When China refused to import waste plastic from Britain, it started heading to other developing countries like Malaysia instead and now vast mountains of plastic, paper, card and aluminium waste tower over villages and water courses, polluting drinking water and leaving children with throat and breathing problems after illegal companies incinerate the material.

Of course, Scotland is doing something – we’re ahead of the UK in the battle against single use plastic, aluminium and glass containers. Laws introducing a deposit return scheme of 20 pence should be passed in Holyrood later this year and implemented by the end of 2020 – which gives Scots just one year to make some pretty major behavioural changes.

Everyone who currently grabs a supermarket meal deal, must be ready to pay an extra 20p for the wee single-use plastic bottle of water and return it for a refund from a Reverse Vending Machine or supermarket counter. But the greener option is to bring a refill container instead.

Will we do that – will supermarkets offer meal deals with free water from giant urns instead of unrecyclable single use plastic bottles? Truck companies and haulage operators could issue drivers with reusable drink mugs – if they do that, will drivers walk into petrol stations and top up from water fountains? Will garages offer water refills and forego some of the £2.4 billion small water bottle business they currently earn from thirsty drivers? There’s just over a year for all of us to change the way we act. Will we?

The Green Alliance, which organised a recycling seminar in Edinburgh this week, also wants better separation of aluminium from other waste in kerbside collections so the full value of this valuable metal can be retrieved. Will folk living in flats stick another bin in the kitchen – will councils change the way they collect?
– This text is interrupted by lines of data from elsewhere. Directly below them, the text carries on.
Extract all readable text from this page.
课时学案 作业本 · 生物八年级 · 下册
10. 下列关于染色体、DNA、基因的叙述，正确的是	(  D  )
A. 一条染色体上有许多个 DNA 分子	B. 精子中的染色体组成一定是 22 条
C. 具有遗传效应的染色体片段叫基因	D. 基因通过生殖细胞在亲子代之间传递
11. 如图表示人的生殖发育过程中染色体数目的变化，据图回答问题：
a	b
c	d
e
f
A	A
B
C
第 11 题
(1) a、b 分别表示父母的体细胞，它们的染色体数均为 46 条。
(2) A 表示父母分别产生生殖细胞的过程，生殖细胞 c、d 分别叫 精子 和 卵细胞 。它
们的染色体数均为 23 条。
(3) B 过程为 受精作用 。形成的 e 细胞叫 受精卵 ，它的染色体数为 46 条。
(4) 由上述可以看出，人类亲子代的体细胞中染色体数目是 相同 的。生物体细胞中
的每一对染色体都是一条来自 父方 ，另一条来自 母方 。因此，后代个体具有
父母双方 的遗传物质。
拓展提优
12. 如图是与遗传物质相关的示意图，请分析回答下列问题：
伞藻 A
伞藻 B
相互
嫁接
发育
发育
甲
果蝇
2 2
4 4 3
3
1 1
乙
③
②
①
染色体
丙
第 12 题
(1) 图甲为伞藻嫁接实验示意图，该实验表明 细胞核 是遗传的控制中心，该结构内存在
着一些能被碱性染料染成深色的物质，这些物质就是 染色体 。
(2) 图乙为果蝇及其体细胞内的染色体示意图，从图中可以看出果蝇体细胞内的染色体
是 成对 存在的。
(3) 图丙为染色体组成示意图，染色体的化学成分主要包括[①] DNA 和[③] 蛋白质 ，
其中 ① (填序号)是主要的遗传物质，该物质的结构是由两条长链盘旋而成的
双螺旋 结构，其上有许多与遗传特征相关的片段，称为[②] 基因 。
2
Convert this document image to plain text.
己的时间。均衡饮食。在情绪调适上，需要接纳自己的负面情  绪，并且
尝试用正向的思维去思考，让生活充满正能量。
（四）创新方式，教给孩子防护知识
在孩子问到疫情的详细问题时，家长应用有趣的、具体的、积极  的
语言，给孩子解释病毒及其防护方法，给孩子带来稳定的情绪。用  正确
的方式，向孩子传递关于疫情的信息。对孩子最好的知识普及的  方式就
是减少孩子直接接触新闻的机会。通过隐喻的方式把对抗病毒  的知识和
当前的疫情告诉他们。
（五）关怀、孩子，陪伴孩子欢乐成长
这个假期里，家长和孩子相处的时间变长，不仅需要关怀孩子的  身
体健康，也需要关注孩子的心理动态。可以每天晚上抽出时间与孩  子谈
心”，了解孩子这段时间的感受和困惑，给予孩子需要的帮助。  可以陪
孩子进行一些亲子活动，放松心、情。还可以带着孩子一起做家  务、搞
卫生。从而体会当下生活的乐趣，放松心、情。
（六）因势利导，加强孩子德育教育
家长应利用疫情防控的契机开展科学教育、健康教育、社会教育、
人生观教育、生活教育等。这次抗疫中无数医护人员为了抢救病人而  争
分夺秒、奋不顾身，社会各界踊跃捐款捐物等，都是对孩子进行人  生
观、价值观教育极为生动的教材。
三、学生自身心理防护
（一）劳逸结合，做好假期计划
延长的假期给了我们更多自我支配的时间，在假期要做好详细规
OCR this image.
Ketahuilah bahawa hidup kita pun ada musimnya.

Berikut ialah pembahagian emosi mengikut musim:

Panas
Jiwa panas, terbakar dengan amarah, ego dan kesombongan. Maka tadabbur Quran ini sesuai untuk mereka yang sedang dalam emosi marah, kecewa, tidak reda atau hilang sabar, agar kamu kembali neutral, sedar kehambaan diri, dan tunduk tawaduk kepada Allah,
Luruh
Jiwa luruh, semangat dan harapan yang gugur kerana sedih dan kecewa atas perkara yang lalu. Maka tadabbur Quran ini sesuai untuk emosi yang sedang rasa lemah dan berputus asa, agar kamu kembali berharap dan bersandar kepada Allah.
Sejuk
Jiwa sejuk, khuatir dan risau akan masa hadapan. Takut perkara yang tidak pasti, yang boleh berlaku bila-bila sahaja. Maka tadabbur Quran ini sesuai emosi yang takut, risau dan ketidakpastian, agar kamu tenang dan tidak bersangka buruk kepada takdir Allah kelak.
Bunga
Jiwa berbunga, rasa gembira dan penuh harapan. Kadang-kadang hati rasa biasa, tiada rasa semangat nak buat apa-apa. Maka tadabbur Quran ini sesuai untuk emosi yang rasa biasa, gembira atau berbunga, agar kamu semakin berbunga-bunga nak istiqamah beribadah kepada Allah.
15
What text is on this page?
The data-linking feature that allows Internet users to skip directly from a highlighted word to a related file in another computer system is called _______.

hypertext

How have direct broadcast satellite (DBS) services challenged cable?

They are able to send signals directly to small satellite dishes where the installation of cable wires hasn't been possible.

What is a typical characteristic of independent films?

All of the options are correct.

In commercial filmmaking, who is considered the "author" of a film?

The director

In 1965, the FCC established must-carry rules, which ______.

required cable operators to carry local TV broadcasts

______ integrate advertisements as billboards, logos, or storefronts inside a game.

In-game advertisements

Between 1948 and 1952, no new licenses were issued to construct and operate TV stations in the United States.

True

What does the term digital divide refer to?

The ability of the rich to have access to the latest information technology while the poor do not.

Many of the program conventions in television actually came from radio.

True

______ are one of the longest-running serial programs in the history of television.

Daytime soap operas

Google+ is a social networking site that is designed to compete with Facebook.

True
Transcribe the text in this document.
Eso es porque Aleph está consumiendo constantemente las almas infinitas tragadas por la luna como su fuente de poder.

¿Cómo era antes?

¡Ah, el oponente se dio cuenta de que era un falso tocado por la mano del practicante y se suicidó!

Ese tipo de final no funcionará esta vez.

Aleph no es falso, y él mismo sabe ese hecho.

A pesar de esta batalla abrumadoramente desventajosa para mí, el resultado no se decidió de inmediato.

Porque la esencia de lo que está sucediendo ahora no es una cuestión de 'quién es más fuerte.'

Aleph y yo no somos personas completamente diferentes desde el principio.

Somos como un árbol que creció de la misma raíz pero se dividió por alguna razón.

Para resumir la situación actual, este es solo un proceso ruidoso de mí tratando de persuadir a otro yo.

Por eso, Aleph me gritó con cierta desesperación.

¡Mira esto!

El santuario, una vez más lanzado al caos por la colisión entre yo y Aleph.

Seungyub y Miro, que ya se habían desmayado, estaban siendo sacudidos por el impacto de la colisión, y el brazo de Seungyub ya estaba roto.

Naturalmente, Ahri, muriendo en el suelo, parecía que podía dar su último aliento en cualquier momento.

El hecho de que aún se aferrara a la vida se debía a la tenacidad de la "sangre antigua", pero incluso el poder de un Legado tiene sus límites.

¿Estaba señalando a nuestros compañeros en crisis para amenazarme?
Finally, UK legislation will soon make all food and drinks producers responsible for 100% of recycling costs (they currently pay 10%). The internationally agreed Basle Convention could introduce a partial ban on shipping low-quality waste plastics from 2021 unless developed countries have permission from receiving countries.

But the distractions of Brexit and a new British Prime Minister could put paid to even that tentative measure. But there is an option. The Scottish Government could once again confound critics and propose a ban on the export of low-grade plastic waste.

It’s big stuff. So, let’s ignore the empty changeable words of Tory leadership candidates awhile and focus instead on how Scots step back from a self-harming, throwaway culture and begin the massive task of creating new behaviour and different outlooks fit for life beyond the Oil Age. Let’s spend the summer getting our priorities straight and debating things Scotland can change – not dwelling overly on the Chaotic Changing of the Guard.